El crecimiento de la información y de la cultura aumenta la credulidad (...). Tenía razón Chesterton, cuando la gente no cree ya en Dios no es que no crea ya en nada, cree en todo. Los ateos son m·s supersticiosos que los creyentes. La New Age, una religión para no creyentes tiene más dioses que cualquier religión revelada".

Pero no quisiera terminar mi exposición con un mero diagnóstico del enfermo sin ofrecer cura o, al menos algún calmante que alivie la dolencia. Sin embargo, no es mi propósito ofrecer recetas. Recetas hay muchas, desde las asociaciones de telespectadores, la potenciación de la lectura, el ver los programas con los hijos y comentarlos, el aprovechamiento de las recursos tecnólogicos que permiten programar el menú de televisión para los niños sin que puedan salirse con el "zaping" de la programación fijada por el criterio selectivo de los padres, las medidas de autocontrol, o impuestas por ley, para definir los horarios de emisión de programas inconvenientes para los menores, los observatorios de vigilancia de los contenidos violentos o pornográficos en la televisión, la concesión de una patente para operar en televisión que proponía Popper,... Pero son sólo parches, que no resuelven el problema.

No significa que no haya soluciones, las hay. Pero las recetas sirven cuando hay un plan integral de salud, no cuando se busca sólo eliminar los síntomas. Es necesario un replanteamiento de la tarea de educar a las nuevas generaciones. Hace falta un plan de choque. Es preciso convencerse a fondo de que la educación, no la instrucción, es la tarea más importante de los padres, de la escuela y de la sociedad en su conjunto.

Hay que reinventar la cultura ante el desafío de cada nueva hornada de niños y jóvenes que se presentan a las puertas de nuestro mundo esperando descubrirlo y comprenderlo, esperando ser introducidos en él. Estoy seguro que coincidirán con la siguiente idea de Chesterton que si bien está referida a los niños de corta edad vale como reto para cualquier edad: "Las dos cosas que hacen a los niños tan atractivos para casi todas las personas normales son: en primer lugar, que son muy serios, y en segundo que, en consecuencia, son muy felices. Son alegres con la perfección que sólo es posible en la ausencia de humor. Las escuelas y los sabios no han alcanzado nunca la gravedad que mora en un niño de tres meses de edad.
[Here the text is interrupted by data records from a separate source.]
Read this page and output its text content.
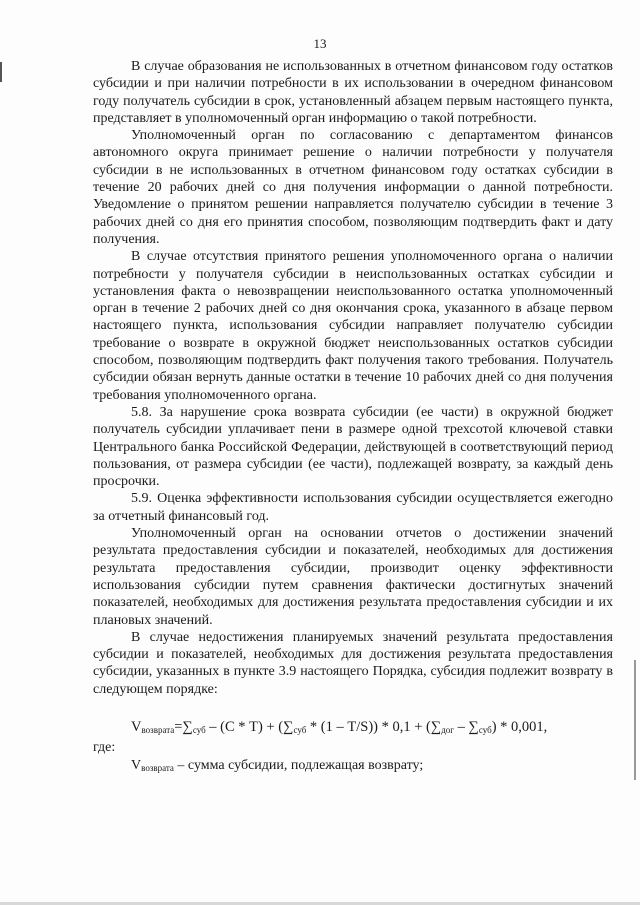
13

В случае образования не использованных в отчетном финансовом году остатков субсидии и при наличии потребности в их использовании в очередном финансовом году получатель субсидии в срок, установленный абзацем первым настоящего пункта, представляет в уполномоченный орган информацию о такой потребности.

Уполномоченный орган по согласованию с департаментом финансов автономного округа принимает решение о наличии потребности у получателя субсидии в не использованных в отчетном финансовом году остатках субсидии в течение 20 рабочих дней со дня получения информации о данной потребности. Уведомление о принятом решении направляется получателю субсидии в течение 3 рабочих дней со дня его принятия способом, позволяющим подтвердить факт и дату получения.

В случае отсутствия принятого решения уполномоченного органа о наличии потребности у получателя субсидии в неиспользованных остатках субсидии и установления факта о невозвращении неиспользованного остатка уполномоченный орган в течение 2 рабочих дней со дня окончания срока, указанного в абзаце первом настоящего пункта, использования субсидии направляет получателю субсидии требование о возврате в окружной бюджет неиспользованных остатков субсидии способом, позволяющим подтвердить факт получения такого требования. Получатель субсидии обязан вернуть данные остатки в течение 10 рабочих дней со дня получения требования уполномоченного органа.

5.8. За нарушение срока возврата субсидии (ее части) в окружной бюджет получатель субсидии уплачивает пени в размере одной трехсотой ключевой ставки Центрального банка Российской Федерации, действующей в соответствующий период пользования, от размера субсидии (ее части), подлежащей возврату, за каждый день просрочки.

5.9. Оценка эффективности использования субсидии осуществляется ежегодно за отчетный финансовый год.

Уполномоченный орган на основании отчетов о достижении значений результата предоставления субсидии и показателей, необходимых для достижения результата предоставления субсидии, производит оценку эффективности использования субсидии путем сравнения фактически достигнутых значений показателей, необходимых для достижения результата предоставления субсидии и их плановых значений.

В случае недостижения планируемых значений результата предоставления субсидии и показателей, необходимых для достижения результата предоставления субсидии, указанных в пункте 3.9 настоящего Порядка, субсидия подлежит возврату в следующем порядке:

$V_{возврата}=\sum_{суб} - (С * Т) + (\sum_{суб} * (1 - Т/S)) * 0,1 + (\sum_{дог} - \sum_{суб}) * 0,001$,

где:

$V_{возврата}$ – сумма субсидии, подлежащая возврату;
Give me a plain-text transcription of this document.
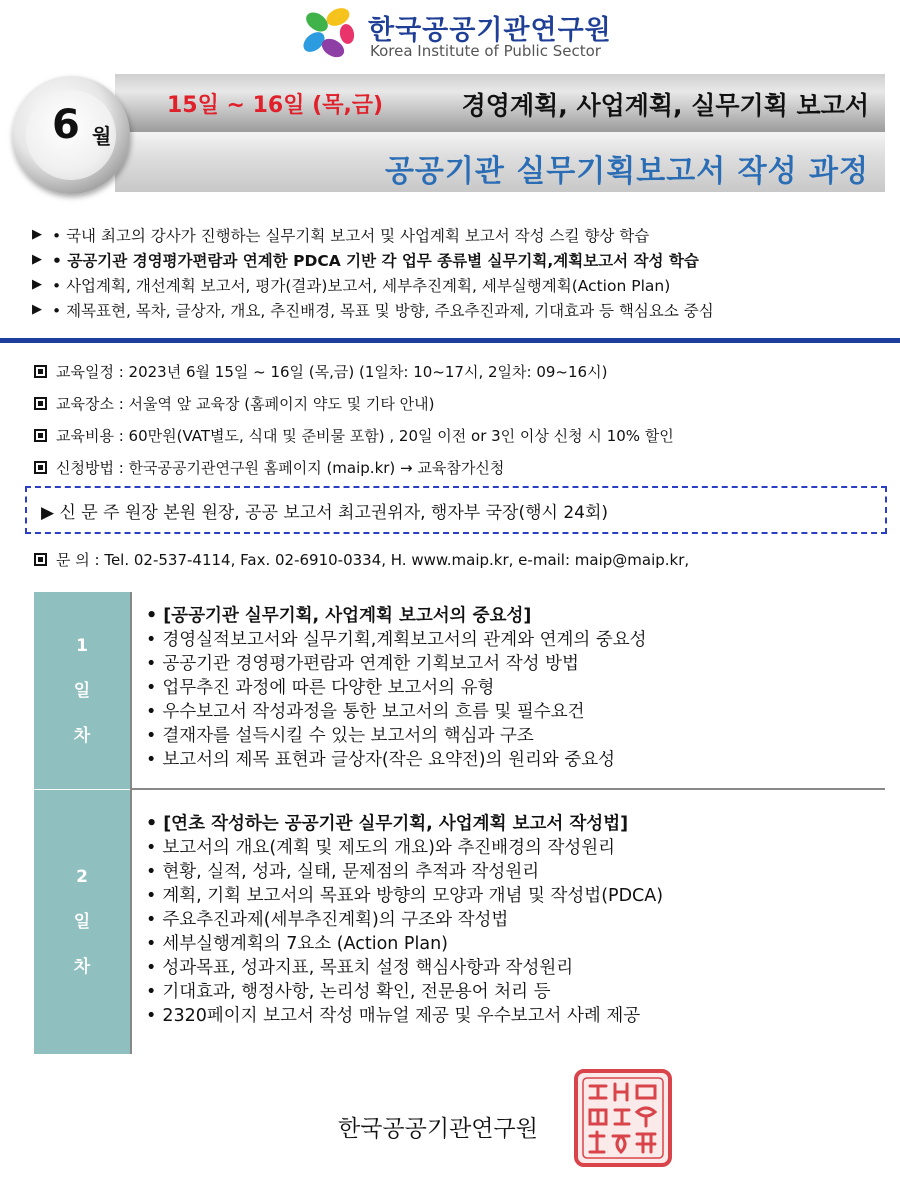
한국공공기관연구원
Korea Institute of Public Sector
15일 ~ 16일 (목,금)	경영계획, 사업계획, 실무기획 보고서
공공기관 실무기획보고서 작성 과정
6 월
▶ • 국내 최고의 강사가 진행하는 실무기획 보고서 및 사업계획 보고서 작성 스킬 향상 학습
▶ • 공공기관 경영평가편람과 연계한 PDCA 기반 각 업무 종류별 실무기획,계획보고서 작성 학습
▶ • 사업계획, 개선계획 보고서, 평가(결과)보고서, 세부추진계획, 세부실행계획(Action Plan)
▶ • 제목표현, 목차, 글상자, 개요, 추진배경, 목표 및 방향, 주요추진과제, 기대효과 등 핵심요소 중심
교육일정 : 2023년 6월 15일 ~ 16일 (목,금) (1일차: 10~17시, 2일차: 09~16시)
교육장소 : 서울역 앞 교육장 (홈페이지 약도 및 기타 안내)
교육비용 : 60만원(VAT별도, 식대 및 준비물 포함) , 20일 이전 or 3인 이상 신청 시 10% 할인
신청방법 : 한국공공기관연구원 홈페이지 (maip.kr) → 교육참가신청
▶ 신 문 주 원장 본원 원장, 공공 보고서 최고권위자, 행자부 국장(행시 24회)
문 의 : Tel. 02-537-4114, Fax. 02-6910-0334, H. www.maip.kr, e-mail: maip@maip.kr,
1
일
차
• [공공기관 실무기획, 사업계획 보고서의 중요성]
• 경영실적보고서와 실무기획,계획보고서의 관계와 연계의 중요성
• 공공기관 경영평가편람과 연계한 기획보고서 작성 방법
• 업무추진 과정에 따른 다양한 보고서의 유형
• 우수보고서 작성과정을 통한 보고서의 흐름 및 필수요건
• 결재자를 설득시킬 수 있는 보고서의 핵심과 구조
• 보고서의 제목 표현과 글상자(작은 요약전)의 원리와 중요성
2
일
차
• [연초 작성하는 공공기관 실무기획, 사업계획 보고서 작성법]
• 보고서의 개요(계획 및 제도의 개요)와 추진배경의 작성원리
• 현황, 실적, 성과, 실태, 문제점의 추적과 작성원리
• 계획, 기획 보고서의 목표와 방향의 모양과 개념 및 작성법(PDCA)
• 주요추진과제(세부추진계획)의 구조와 작성법
• 세부실행계획의 7요소 (Action Plan)
• 성과목표, 성과지표, 목표치 설정 핵심사항과 작성원리
• 기대효과, 행정사항, 논리성 확인, 전문용어 처리 등
• 2320페이지 보고서 작성 매뉴얼 제공 및 우수보고서 사례 제공
한국공공기관연구원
Es la gravedad de su asombro ante el universo y asombro ante el universo no es misticismo, sino un sentido común trascendente. La fascinación de los niños consiste en que con cada uno de ellos todas las cosas son hechas de nuevo, y el universo se pone de nuevo a prueba. Cuando paseamos por las calles y vemos debajo de nosotros esas deliciosas cabezas bulbosas -tres veces más grandes que su cuerpo- que definen a estos hongos humanos, deberÌamos siempre y en primer lugar recordar que dentro de cada una de esas cabezas hay un universo nuevo, tan nuevo como lo fue el séptimo día de la creación".